Un altro giorno senza bestie parlanti. Nessun pesce che mi fa discussioni filosofiche o che elargisce pillole di vita. Non mi riferisco solo a Clara e a nonna, ma anche di semplici conoscenti che, non ho mai capito con quale coraggio, si ergono a giudici dell’umanità intera. A volte li invidio: non riuscirei a impormi a quel modo o considerarmi superiore a tutti. Ma questo non è più un mio problema.
In effetti qui non ci sono molti problemi, se non quello di procacciarsi il cibo. Ma con un po’ di ingegno immagino di riuscire a sopravvivere. I miei gusti in questo campo sono cambiati, senza nemmeno rendermene conto. Secondo Clara facevo un uso spropositato di caffè e della grande famiglia degli zuccheri. Clara faceva parte, invece, della frangia salutista, il che rendeva arduo ogni invito a cena: bisognava evitare pizzerie, ristoranti di catene, bar, osterie, asporto. Gli unici locali erano fin troppo costosi e pretenziosi per Andrea. Ora mangio per lo più frutta e quello che rimane di queste scatolette. Clara sarebbe fiera di me, ma ora non me ne importa granché.

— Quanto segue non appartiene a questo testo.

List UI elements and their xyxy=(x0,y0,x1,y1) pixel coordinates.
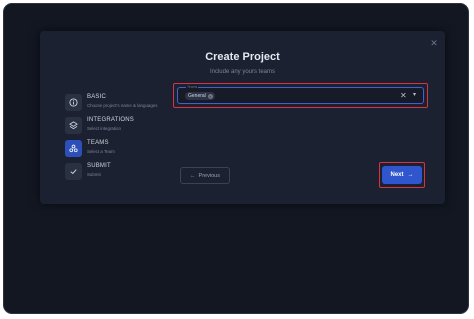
chevron-down-icon[interactable]: ▾ xyxy=(413,91,416,100)
check-icon xyxy=(65,163,82,180)
step-label: INTEGRATIONS xyxy=(87,117,134,123)
step-label: BASIC xyxy=(87,94,107,100)
next-button[interactable]: Next → xyxy=(382,166,422,184)
chip-label: General xyxy=(188,93,206,99)
close-icon[interactable]: ✕ xyxy=(428,37,440,49)
info-icon xyxy=(65,94,82,111)
step-label: SUBMIT xyxy=(87,163,111,169)
step-description: Select integration xyxy=(87,126,121,131)
team-select[interactable]: General × ✕ ▾ xyxy=(177,87,424,104)
team-icon xyxy=(65,140,82,157)
previous-label: Previous xyxy=(198,172,220,179)
chip-remove-icon[interactable]: × xyxy=(207,93,213,99)
clear-icon[interactable]: ✕ xyxy=(400,91,407,100)
step-label: TEAMS xyxy=(87,140,109,146)
team-chip-general[interactable]: General × xyxy=(185,92,215,100)
step-submit[interactable]: SUBMIT Submit xyxy=(65,163,195,181)
previous-button[interactable]: ← Previous xyxy=(180,167,230,184)
step-description: Submit xyxy=(87,172,101,177)
step-description: Select a Team xyxy=(87,149,115,154)
arrow-left-icon: ← xyxy=(190,172,196,179)
arrow-right-icon: → xyxy=(407,172,414,178)
team-select-legend: Teams xyxy=(186,85,199,89)
next-label: Next xyxy=(390,172,404,178)
step-teams[interactable]: TEAMS Select a Team xyxy=(65,140,195,158)
step-description: Choose project's name & languages xyxy=(87,103,158,108)
modal-subtitle: Include any yours teams xyxy=(209,69,276,75)
layers-icon xyxy=(65,117,82,134)
modal-title: Create Project xyxy=(205,51,280,63)
step-integrations[interactable]: INTEGRATIONS Select integration xyxy=(65,117,195,135)
app-frame: ✕ Create Project Include any yours teams… xyxy=(3,3,469,314)
create-project-modal: ✕ Create Project Include any yours teams… xyxy=(40,31,445,204)
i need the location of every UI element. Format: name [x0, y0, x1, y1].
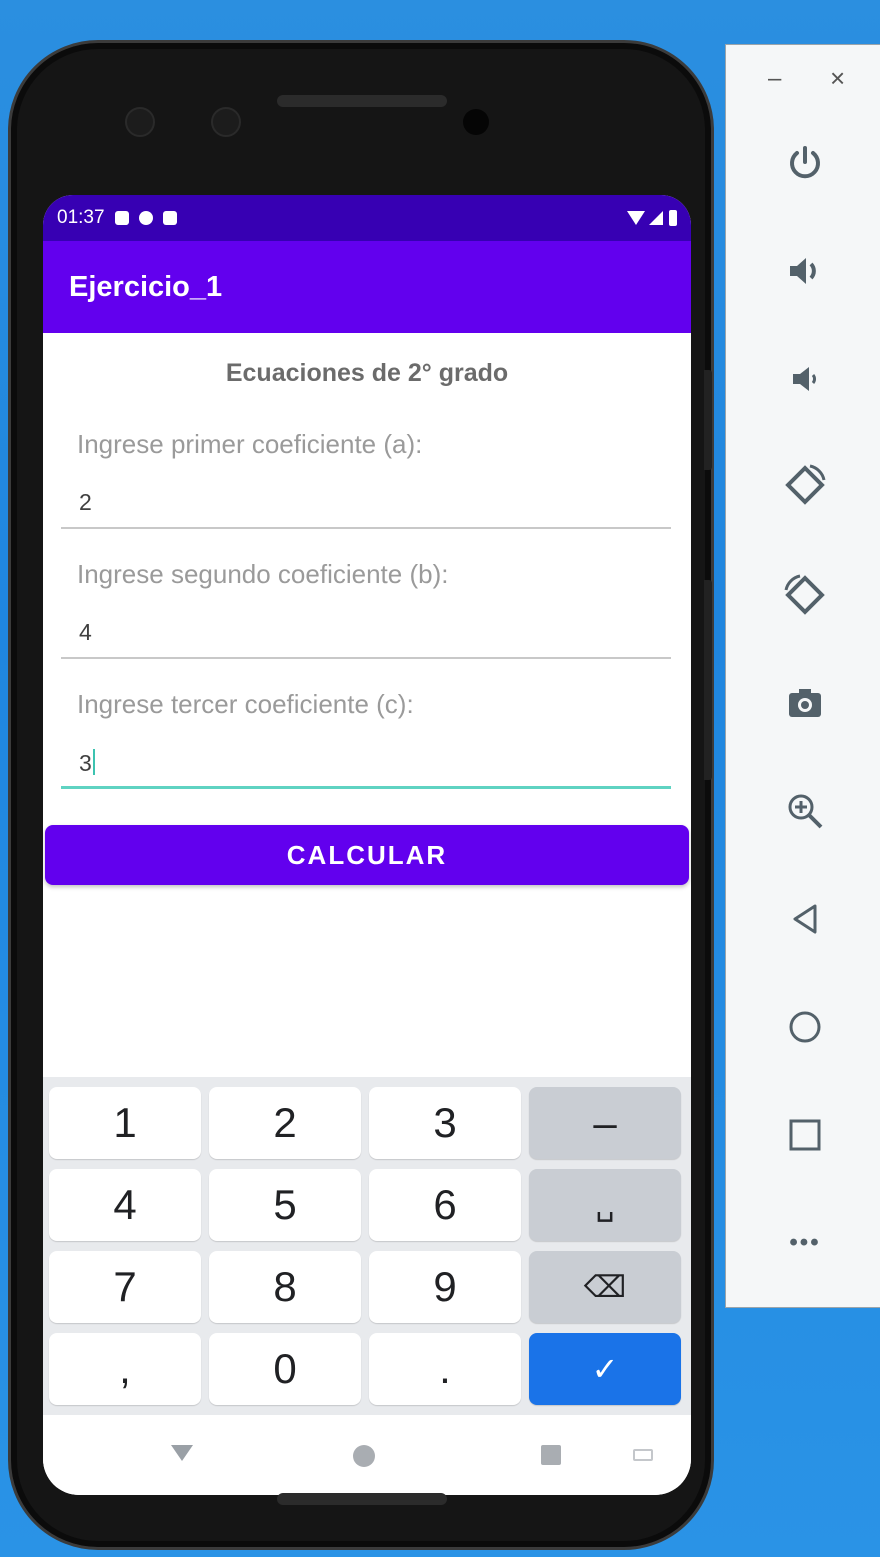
coef-c-field[interactable]: Ingrese tercer coeficiente (c): 3 [61, 659, 671, 789]
earpiece-speaker [277, 95, 447, 107]
volume-down-icon[interactable] [726, 339, 880, 419]
proximity-sensor-icon [463, 109, 489, 135]
key-2[interactable]: 2 [209, 1087, 361, 1159]
overview-icon[interactable] [726, 1095, 880, 1175]
notification-icon [114, 211, 129, 225]
key-8[interactable]: 8 [209, 1251, 361, 1323]
emulator-toolbar: – × ••• [725, 44, 880, 1308]
text-caret [92, 749, 95, 775]
form-content: Ecuaciones de 2° grado Ingrese primer co… [43, 359, 691, 789]
coef-b-input[interactable]: 4 [79, 619, 92, 646]
key-1[interactable]: 1 [49, 1087, 201, 1159]
key-comma[interactable]: , [49, 1333, 201, 1405]
device-screen: 01:37 Ejercicio_1 Ecuaciones de 2° grado… [43, 195, 691, 1495]
power-icon[interactable] [726, 123, 880, 203]
coef-b-label: Ingrese segundo coeficiente (b): [77, 559, 449, 589]
nav-back-icon[interactable] [171, 1445, 193, 1461]
key-9[interactable]: 9 [369, 1251, 521, 1323]
more-icon[interactable]: ••• [726, 1203, 880, 1283]
system-nav-bar [43, 1415, 691, 1495]
coef-c-underline [61, 786, 671, 789]
coef-a-input[interactable]: 2 [79, 489, 92, 516]
play-store-icon [138, 211, 153, 225]
coef-c-input[interactable]: 3 [79, 750, 92, 776]
status-bar: 01:37 [43, 195, 691, 241]
coef-b-field[interactable]: Ingrese segundo coeficiente (b): 4 [61, 529, 671, 659]
key-7[interactable]: 7 [49, 1251, 201, 1323]
key-0[interactable]: 0 [209, 1333, 361, 1405]
key-minus[interactable]: – [529, 1087, 681, 1159]
coef-c-label: Ingrese tercer coeficiente (c): [77, 689, 414, 719]
key-3[interactable]: 3 [369, 1087, 521, 1159]
keyboard-switch-icon[interactable] [633, 1449, 653, 1461]
coef-c-input-wrap[interactable]: 3 [79, 749, 95, 777]
rotate-left-icon[interactable] [726, 445, 880, 525]
phone-frame: 01:37 Ejercicio_1 Ecuaciones de 2° grado… [8, 40, 714, 1550]
coef-a-field[interactable]: Ingrese primer coeficiente (a): 2 [61, 399, 671, 529]
rotate-right-icon[interactable] [726, 555, 880, 635]
backspace-key-icon[interactable]: ⌫ [529, 1251, 681, 1323]
page-heading: Ecuaciones de 2° grado [225, 359, 509, 387]
calcular-button[interactable]: CALCULAR [45, 825, 689, 885]
minimize-icon[interactable]: – [768, 65, 781, 93]
key-6[interactable]: 6 [369, 1169, 521, 1241]
app-bar: Ejercicio_1 [43, 241, 691, 333]
back-icon[interactable] [726, 879, 880, 959]
zoom-icon[interactable] [726, 771, 880, 851]
wifi-icon [627, 211, 645, 225]
front-sensor-icon [211, 107, 241, 137]
volume-side-button [704, 580, 712, 780]
key-period[interactable]: . [369, 1333, 521, 1405]
sd-card-icon [162, 211, 177, 225]
close-icon[interactable]: × [830, 63, 845, 94]
signal-icon [649, 211, 663, 225]
key-4[interactable]: 4 [49, 1169, 201, 1241]
bottom-speaker [277, 1493, 447, 1505]
nav-home-icon[interactable] [353, 1445, 375, 1467]
numeric-keyboard: 1 2 3 – 4 5 6 ␣ 7 8 9 ⌫ , 0 . ✓ [43, 1077, 691, 1415]
status-time: 01:37 [57, 207, 105, 228]
front-camera-icon [125, 107, 155, 137]
camera-icon[interactable] [726, 663, 880, 743]
power-side-button [704, 370, 712, 470]
home-icon[interactable] [726, 987, 880, 1067]
app-title: Ejercicio_1 [69, 270, 223, 303]
coef-a-label: Ingrese primer coeficiente (a): [77, 429, 423, 459]
battery-icon [669, 210, 677, 226]
done-check-icon[interactable]: ✓ [529, 1333, 681, 1405]
nav-recents-icon[interactable] [541, 1445, 561, 1465]
key-5[interactable]: 5 [209, 1169, 361, 1241]
space-key-icon[interactable]: ␣ [529, 1169, 681, 1241]
volume-up-icon[interactable] [726, 231, 880, 311]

Il fiume segue una linea tortuosa, anche se il terreno è piuttosto piano. Lo capisco: anch’io sono capace di rendere complesso anche il compito più semplice. Il mio cervello si perdeva in un labirinto di dubbi e di pericoli da cui difficilmente riuscivo a uscirne.
Mi sono dimenticato di dirvi una cosa: mentre camminavo, mi è balenato in mente l’edificio in cui mi sono fermato. Nulla di particolare: una struttura cubica e grigia, di media dimensione, ma con una scritta cubitale azzurra. Non riesco, però, a mettere a fuoco cosa riportasse quella scritta.